To illustrate the usage of the Save State feature:

  1. Create a new Multi-device application.
  2. Drop a TEdit on the form.
  3. Select the form, double-click the OnCreate event, and add the following code:
  4. Delphi:

    procedure TForm1.FormCreate(Sender: TObject);
    var
      R: TBinaryReader;
    begin
      if SaveState.Stream.Size > 0 then
      begin
        // Recover previously typed text in Edit1 control.
        R := TBinaryReader.Create(SaveState.Stream);
        try
          Edit1.Text := R.ReadString;
        finally
          R.Free;
        end;
      end;
    end;
    

    C++:

    void __fastcall TForm1::FormCreate(TObject *Sender)
    {
    	TBinaryReader *R;
    	if (SaveState->Stream->Size >0) {
    		// Recover previously typed text in Edit1 control.	
    		R = new TBinaryReader(SaveState->Stream, TEncoding::UTF8, false);
    		try {
    			Edit1->Text = R->ReadString();
    		} __finally {
    			R->Free();
    		}
    	}
    }
    
  5. Go back to the Form Designer, select the form, double-click the OnSaveState event, and add the following code:
  6. Delphi:

    procedure TForm1.FormSaveState(Sender: TObject);
    var
      W: TBinaryWriter;
    begin
      SaveState.Stream.Clear;
      // Current state is only saved when something was edited.
      // If nothing has changed, the state will be removed this way.
      if Edit1.Text.Length > 0 then
      begin
        // Save typed text in Edit1 control.
        W := TBinaryWriter.Create(SaveState.Stream);
        try
          W.Write(Edit1.Text);
        finally
          W.Free;
        end;
      end;
    end;
    

    C++:

    void __fastcall TForm1::FormSaveState(TObject *Sender)
    {
    	TBinaryWriter *W;
    	SaveState->Stream->Clear();
    	// Current state is only saved when something was edited.
    	// If nothing has changed, the state will be removed this way.
    	if (Edit1->Text.Length() >0) {
    		// Save typed text in Edit1 control.
    		W = new TBinaryWriter(SaveState->Stream);
    		try {
    			W->Write(Edit1->Text);
    		} __finally {
    			W->Free();
    		}
    	}
    }
    

    In the above code snippet, the save data is transient, and Edit1 continues to have its text even if the application is restarted. Since this Save State is transient, the state data will be deleted if the application is closed (manually shut down) in mobile devices.

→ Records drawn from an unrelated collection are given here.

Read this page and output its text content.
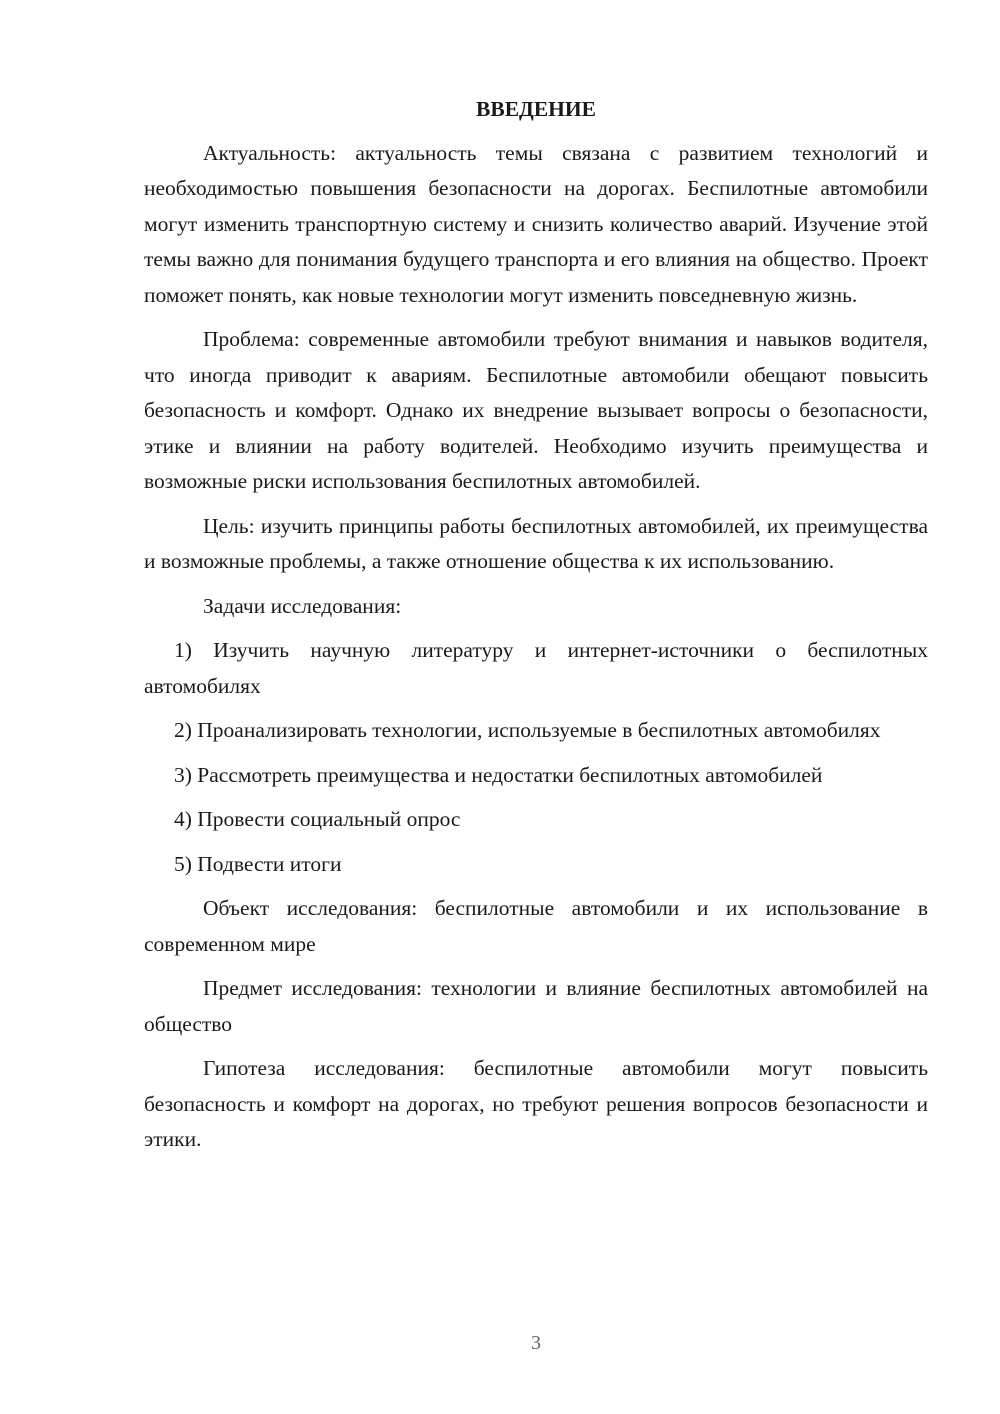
ВВЕДЕНИЕ
Актуальность: актуальность темы связана с развитием технологий и необходимостью повышения безопасности на дорогах. Беспилотные автомобили могут изменить транспортную систему и снизить количество аварий. Изучение этой темы важно для понимания будущего транспорта и его влияния на общество. Проект поможет понять, как новые технологии могут изменить повседневную жизнь.
Проблема: современные автомобили требуют внимания и навыков водителя, что иногда приводит к авариям. Беспилотные автомобили обещают повысить безопасность и комфорт. Однако их внедрение вызывает вопросы о безопасности, этике и влиянии на работу водителей. Необходимо изучить преимущества и возможные риски использования беспилотных автомобилей.
Цель: изучить принципы работы беспилотных автомобилей, их преимущества и возможные проблемы, а также отношение общества к их использованию.
Задачи исследования:
1) Изучить научную литературу и интернет-источники о беспилотных автомобилях
2) Проанализировать технологии, используемые в беспилотных автомобилях
3) Рассмотреть преимущества и недостатки беспилотных автомобилей
4) Провести социальный опрос
5) Подвести итоги
Объект исследования: беспилотные автомобили и их использование в современном мире
Предмет исследования: технологии и влияние беспилотных автомобилей на общество
Гипотеза исследования: беспилотные автомобили могут повысить безопасность и комфорт на дорогах, но требуют решения вопросов безопасности и этики.
3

  7. To make this save data persistent, add the following line at the beginning of the FormCreate event:
  8. Delphi:

    SaveState.StoragePath := TPath.GetHomePath;
    
    Note: Make sure that System.IOUtils is included in the uses clause.

    C++:

    SaveState->StoragePath = System::Ioutils::TPath::GetHomePath();
    
    Note: Make sure that #include <System.IOUtils.hpp> is included in the header file.

If you are running the application on the Windows Vista platform or later, a temporary file with the name ~ApplicationName_FM_ClassName_FormName.TMP (for example, ~SaveStateCodeSnippet_FM_TForm1_Form1.TMP) is saved in the following home path: C:\Users\<username>\AppData\Roaming.